6 CTX_ANL Package
This chapter contains the following topics.
6.1 About CTX_ANL Package Procedures
The CTX_ANL
PL/SQL package is used with AUTO_LEXER and provides procedures for adding and dropping a custom dictionary from the lexer. A custom dictionary might be one that you develop for a special field of study or for your industry. In most cases, the dictionaries supplied with Oracle Text are more than sufficient to handle your requirements.
See Also:
"AUTO_LEXER" for a discussion of AUTO_LEXER and supported languages
The CTX_ANL
package contains the following stored procedures.
Name | Description |
---|---|
Adds a custom dictionary to the lexer. |
|
Drops a custom dictionary from the lexer. |
Note:
Only the CTXSYS
user can use the procedures in CTX_ANL
.
The APIs in the CTX_ANL
package do not support identifiers that are prefixed with the schema or the owner name.
6.2 ADD_DICTIONARY
Use the CTX_ANL.ADD_DICTIONARY procedure to add a custom dictionary to be used by "AUTO_LEXER".
Note:
The dictionary data is not processed until index/policy creation time or ALTER INDEX time. Errors in dictionary data format are detected at index/policy creation time or ALTER INDEX time and result in error: DRG-13710: Syntax Error in Dictionary.
Syntax
CTX_ANL.ADD_DICTIONARY( name in VARCHAR2, language in VARCHAR2, dictionary in CLOB );
- name
-
The unique name for the user-created custom dictionary.
Note:
The unique name may not be prefixed by the schema or the owner name as this syntax is not supported.
- language
-
The language used by the custom dictionary.
- dictionary
-
The CLOB containing the custom dictionary. The custom dictionary comprises a list of definitions, which are declared separated by a tab or one per line as described in "Custom Dictionary Format and Syntax".

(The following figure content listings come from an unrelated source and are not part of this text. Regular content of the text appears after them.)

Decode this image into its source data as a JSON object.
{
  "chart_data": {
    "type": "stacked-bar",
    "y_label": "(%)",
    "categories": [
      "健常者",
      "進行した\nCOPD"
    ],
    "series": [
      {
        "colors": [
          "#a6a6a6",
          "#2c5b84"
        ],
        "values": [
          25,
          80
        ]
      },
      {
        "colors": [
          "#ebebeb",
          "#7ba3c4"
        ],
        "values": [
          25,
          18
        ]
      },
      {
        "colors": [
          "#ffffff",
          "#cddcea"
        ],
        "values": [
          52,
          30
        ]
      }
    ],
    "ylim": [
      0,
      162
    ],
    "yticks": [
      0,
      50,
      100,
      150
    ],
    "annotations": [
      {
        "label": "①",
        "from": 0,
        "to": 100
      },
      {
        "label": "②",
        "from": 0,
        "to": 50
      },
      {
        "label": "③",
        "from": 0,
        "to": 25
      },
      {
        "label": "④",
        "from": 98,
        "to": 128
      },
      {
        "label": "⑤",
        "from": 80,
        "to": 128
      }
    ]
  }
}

Custom Dictionary Format and Syntax
The custom dictionary enables you to define a new stem or redefine an existing stem to add words to AUTO_LEXER for your language.
Define a new stem or redefine an existing one using the following syntax:
COMPOUND<tab>word|word<tab>STEM<tab>word<tab>parts-of-speech<tab>features
- COMPOUND
-
Use
COMPOUND
to create a compound word by joining two whole words with a pipe (|). Theword
is a simple text string that you want to join to another word to create one compound word to add to the language you specify in AUTO_LEXER.Note that
COMPOUND
supports a maximum of 8 component words for a compound word.
- word
-
For
COMPOUND
andSTEM
, theword
value is a simple text string respresenting a word that you want to join with another word to create a new word; or a word root or stem that you want to add to the language dictionary in AUTO_LEXER.
- parts-of-speech
-
The
parts-of-speech
value is a list of valid parts of speech, separated by a comma. Table 6-1 lists the names forparts-of-speech
value. At least oneparts-of-speech
value is required.
- features
-
The
features
represent a list of valid linguistic features, as shown in Table 6-2. Multiple features are separated by a comma. Features are optional. If the word is already defined in the supplied language dictionary, then this definition overrides it. It is an error to have an invalid value forparts-of-speech
orfeatures
.
Table 6-1 Custom Dictionary Valid Parts-of-Speech (case sensitive)
Part-of-Speech | Description |
---|---|
noun |
A simple noun, like table, book, or procedure. |
nounProper |
A proper name, for person, place, etc., typically capitalized, like Zachary, Supidito, Susquehanna |
adjective |
Modifiers of nouns, which typically can be compared (green, greener, greenest), like fast, trenchant, pendulous. |
adverb |
Any general modifier of a sentence that may modify an adjective or verb or may stand alone, like slowly, yet, perhaps. |
preposition |
A word that forms a prepositional phrase with a noun, like off, beside, from. Used for postpositions too, in languages that have postpositions of similar function. |
Table 6-2 lists the features and their usage. The specified language determines whether these are relevant and necessary. Note that declension refers to the inflection some languages use to determine number (singular or plural), case, and gender. The features are relevant depending on the language for the custom dictionary.
Table 6-2 Custom Dictionary Valid Features
Feature (case sensitive) | Description |
---|---|
genderMasculine |
masculine |
genderFeminine |
feminine |
genderNeuter |
neuter |
declensionHard |
hard declension |
declensionSoft |
soft declension |
Examples
exec CTX_DDL.CREATE_PREFERENCE('A_LEX', 'AUTO_LEXER');
exec CTX_ANL. ADD_DICTIONARY('my_dict1', 'ENGLISH', lobloc);
select * from CTX_USR_ANL_DICTS;
exec CTX_DDL.SET_ATTRIBUTE('A_LEX', 'english_dictionary', 'MY_ENGLISH');
The following example creates a custom dictionary named d1
to be added to AUTO_LEXER for the English language.
declare dict clob; begin dict := '# compounds COMPOUND help|desk COMPOUND help|desks COMPOUND book|shelf COMPOUND book|shelves COMPOUND back|woods|man '|| '# define company abbreviations STEM comp. noun STEM ltd. noun STEM co. noun STEM oracle nounProper STEM make verb STEM unkword noun STEM unkword verb '; ctx_anl.add_dictionary('d1','ENGLISH',dict); end; /
6.3 DROP_DICTIONARY
Use this procedure to drop a custom dictionary from AUTO_LEXER.
Syntax
CTX_ANL.DROP_DICTIONARY( name in VARCHAR2, language in VARCHAR2, dictionary in CLOB );
Example
begin CTX_ANL.DROP_DICTIONARY('dict1', 'english', 'dictionary'); end;